La Mention spéciale du jury revient à :
PHILIPPE RAHMY pour Béton armé aux Éditions de la Table Ronde.

Marcel Cohen, Sur la scène intérieure, Faits. Gallimard
Né en 1937 à Asnières-sur-Seine, Marcel Cohen a fait des études d'art et de journalisme.
Il a voyagé et vécu comme journaliste, en Inde, et notamment dans l'Himalaya et en Assam, au Moyen-Orient, en Amérique latine, en Afrique du nord et aux USA, où il a séjourné comme boursier d'une université et correspondant d'un quotidien parisien. Plusieurs écrits sur l’art pour des revues, des galeries et des musées. En octobre 2010, il publie le troisième et dernier livre des Faits, dont le premier livre est paru en 2002 et le deuxième en 2007. L’œuvre de Marcel Cohen est traduite en anglais, en grec, en norvégien, en danois, en hébreu et en espagnol. Ce bouleversant livre reliquaire contient huit portraits rassemblant ce qui reste de la famille de l'auteur, déportée et assassinée par les nazis en 1943. Illustré par les photos des siens et de quelques objets anodins leur ayant appartenu, (un coquetier, un petit chien cousu, un violon abîmé, une gourmette, une résille…), ce récit emmène le lecteur sur la scène intérieure du très jeune enfant que Marcel Cohen fut à l'époque des faits. Lié à chacun de ces êtres aimés par des souvenirs banals, obsédants ou plus volatils comme leurs odeurs finement ressuscitées, l'écrivain trace au fil des pages dans le secret inépuisable de leur absence. Son œuvre, qui a tenté d'établir « les faits » comme genre littéraire s'inscrit magnifiquement dans la collection de JB.Pontalis, aujourd'hui disparu. Philosophe, poète, écrivain, psychanalyste, éditeur, JB.Pontalis, cet homme « des Lumières » était l'un et l'autre, jamais assignable, insaisissable.

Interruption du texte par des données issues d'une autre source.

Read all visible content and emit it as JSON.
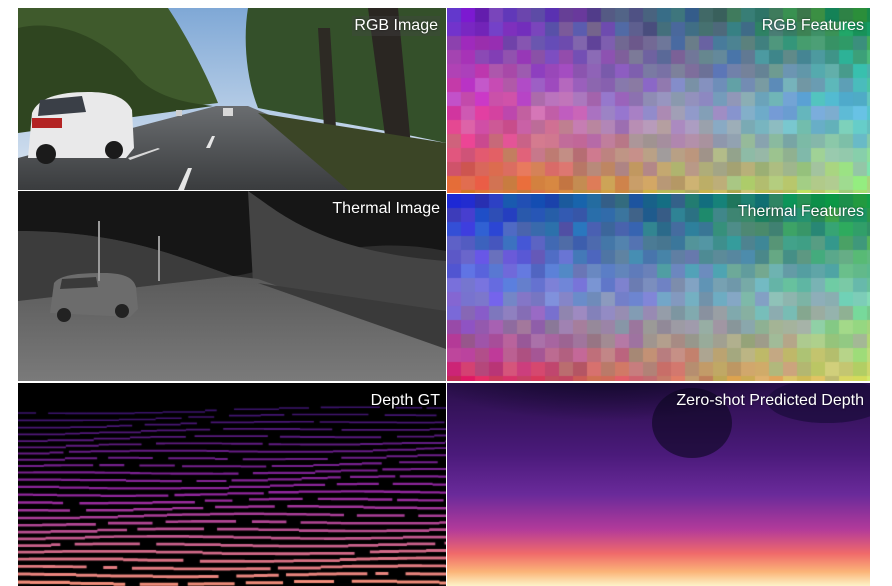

PHILIPPE RAHMY, Béton armé, Éditions de la Table Ronde.
Né à Genève en 1965 de père franco-égyptien et de mère allemande, Philippe Rahmy est atteint de la maladie des os de verre. Égyptologue, licencié en philosophie, il collabore au site www.remue.net. Il a publié deux recueils de poésie aux Éditions Cheyne : Mouvement par la fin, avec une postface de Jacques Dupin (2005), et Demeure le corps (2007).
Lorsque l’Association des écrivains de Shanghai l’invite en résidence, à l’automne 2011, Philippe Rahmy saisit cette chance, synonyme de péril. Fragilisé par la maladie, il se lance dans l’inconnu. Son corps-à-corps intense avec la mégapole chinoise, « couteau en équilibre sur sa pointe », « ville de folle espérance et d’immense résignation » donne naissance à un texte de rires et de larmes, souvent critique, toujours tendre, mêlant souvenirs d’enfance, rêves et fantasmes à la réalité. Bien plus qu’un récit de voyage, Béton armé est un flot d’images et de pensées que seule l’écriture a le pouvoir de contenir et de restituer.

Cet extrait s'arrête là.